Jean Dubuffet, Michel Thévoz et Slavko Kopac à la Collection de l’Art Brut, le 25 février 1976, la veille de l’inauguration du musée.
JEAN-JACQUES LAESER / ARCHIVES DE LA COLLECTION DE L'ART BRUT
Alors que la Collection de l’Art Brut fête ses 40 ans en remontant le fil son histoire, le MASI à Lugano dévoile le jardin imaginaire d’un créateur insolite. Etat des lieux d’un art de la marge qui a la cote.
Phénomène sociologique et idéologique plus que mouvement esthétique, l’Art Brut fascine aujourd’hui bien au-delà du cercle des défricheurs qui le rendirent visible durant la seconde moitié du XXe siècle. Son internationalisation et sa popularisation sont attestés par nombre de publications, de spectacles et d’événements (lire page suivante), à commencer par l’exposition «L’Art Brut de Jean Dubuffet, aux origines de la collection», qui célèbre les 40 ans d’existence de la Collection de l’Art Brut à Lausanne: l’institution-mère – tant d’un point de vue historique que pour l’ampleur de son fonds (plus de 60 000 pièces) – où le même Jean Dubuffet déposa en 1976 sa collection d’œuvres singulières, constituée au fil de vingt années de recherches hors des sentiers battus de l’art officiel.

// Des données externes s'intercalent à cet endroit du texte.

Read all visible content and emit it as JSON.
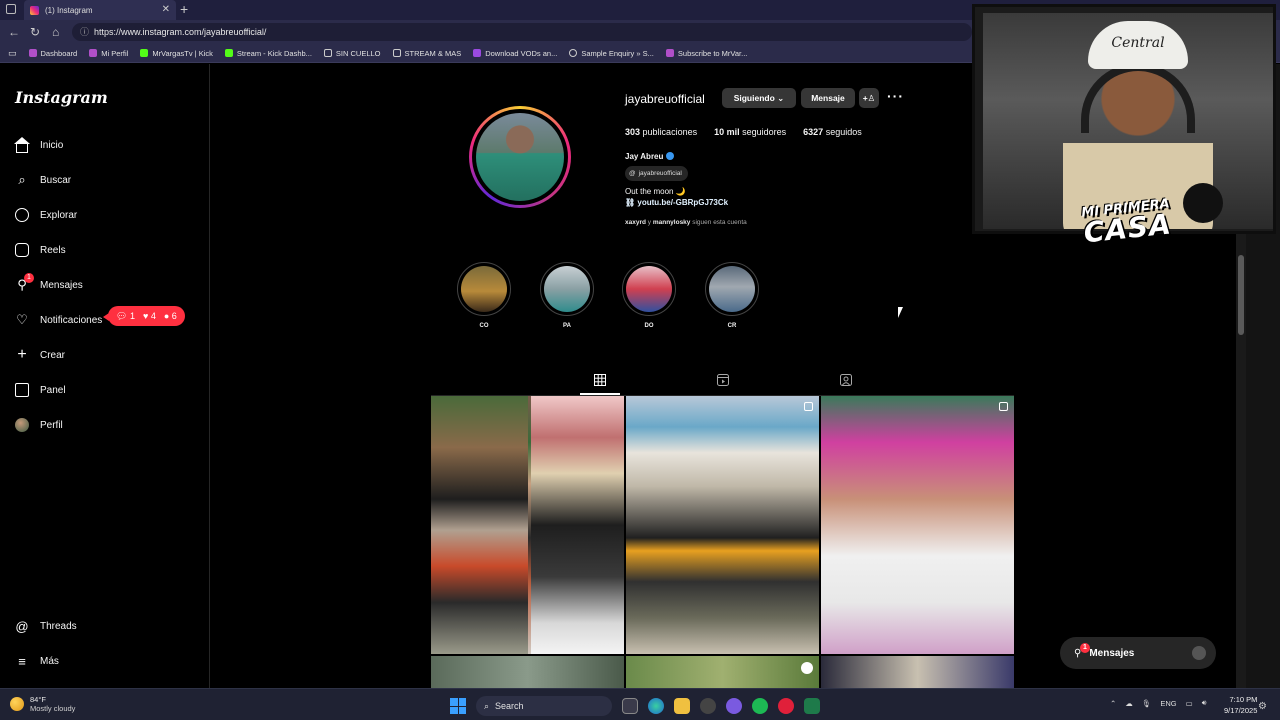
{
  "browser": {
    "tab_title": "(1) Instagram",
    "url": "https://www.instagram.com/jayabreuofficial/",
    "bookmarks": [
      "Dashboard",
      "Mi Perfil",
      "MrVargasTv | Kick",
      "Stream - Kick Dashb...",
      "SIN CUELLO",
      "STREAM & MAS",
      "Download VODs an...",
      "Sample Enquiry » S...",
      "Subscribe to MrVar..."
    ]
  },
  "sidebar": {
    "logo": "Instagram",
    "items": [
      "Inicio",
      "Buscar",
      "Explorar",
      "Reels",
      "Mensajes",
      "Notificaciones",
      "Crear",
      "Panel",
      "Perfil"
    ],
    "bottom": [
      "Threads",
      "Más"
    ],
    "messages_badge": "1",
    "notif_pill": {
      "comments": "1",
      "likes": "4",
      "follows": "6"
    }
  },
  "profile": {
    "username": "jayabreuofficial",
    "following_btn": "Siguiendo",
    "message_btn": "Mensaje",
    "posts_count": "303",
    "posts_label": "publicaciones",
    "followers_count": "10 mil",
    "followers_label": "seguidores",
    "following_count": "6327",
    "following_label": "seguidos",
    "full_name": "Jay Abreu",
    "threads_handle": "jayabreuofficial",
    "bio": "Out the moon 🌙",
    "link": "youtu.be/-GBRpGJ73Ck",
    "followed_by_1": "xaxyrd",
    "followed_by_joiner": "y",
    "followed_by_2": "mannylosky",
    "followed_by_suffix": "siguen esta cuenta"
  },
  "highlights": [
    "CO",
    "PA",
    "DO",
    "CR"
  ],
  "floating_messages": {
    "label": "Mensajes",
    "badge": "1"
  },
  "webcam": {
    "hat_text": "Central",
    "overlay_line1": "MI PRIMERA",
    "overlay_line2": "CASA"
  },
  "taskbar": {
    "temp": "84°F",
    "weather": "Mostly cloudy",
    "search": "Search",
    "lang": "ENG",
    "time": "7:10 PM",
    "date": "9/17/2025"
  },
  "colors": {
    "accent_red": "#ff3040",
    "ig_bg": "#000000",
    "browser_chrome": "#2b2b4a"
  }
}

«Dessins, peintures, ouvrages d’art de toutes sortes émanant de personnalités obscures, de maniaques, relevant d’impulsions spontanées, animées de fantaisie, voire de délire»1, écrit-il au début de ses prospections en Suisse, en août 1945, au médecin genevois Charles Ladame. Ce dernier avait réuni dès 1918 une collection de productions de patients dans un petit musée au sein de l’asile psychiatrique de Bel-Air, dont il fut le directeur de 1925 à 1939. A sa retraite, il fait don d’une quarantaine d’œuvres au futur père de la notion d’Art Brut car à cette époque, Jean Dubuffet n’a pas encore défini le concept. La découverte empirique primant alors sur l’exégèse, il cherche, tant dans l’art naïf que dans les dessins d’enfants, matière à confirmer son intuition d’un art «naturel» et non appris, par opposition aux savoir-faire issus des écoles et des conventions d’usage. Ces années de prospection et de tâtonnement forment la «phase de gestation théorique de l’Art Brut», selon Sarah Lombardi, actuelle directrice du musée lausannois, et commissaire de l’exposition anniversaire qu’elle a conçue comme «un retour aux origines de la notion créée par Dubuffet».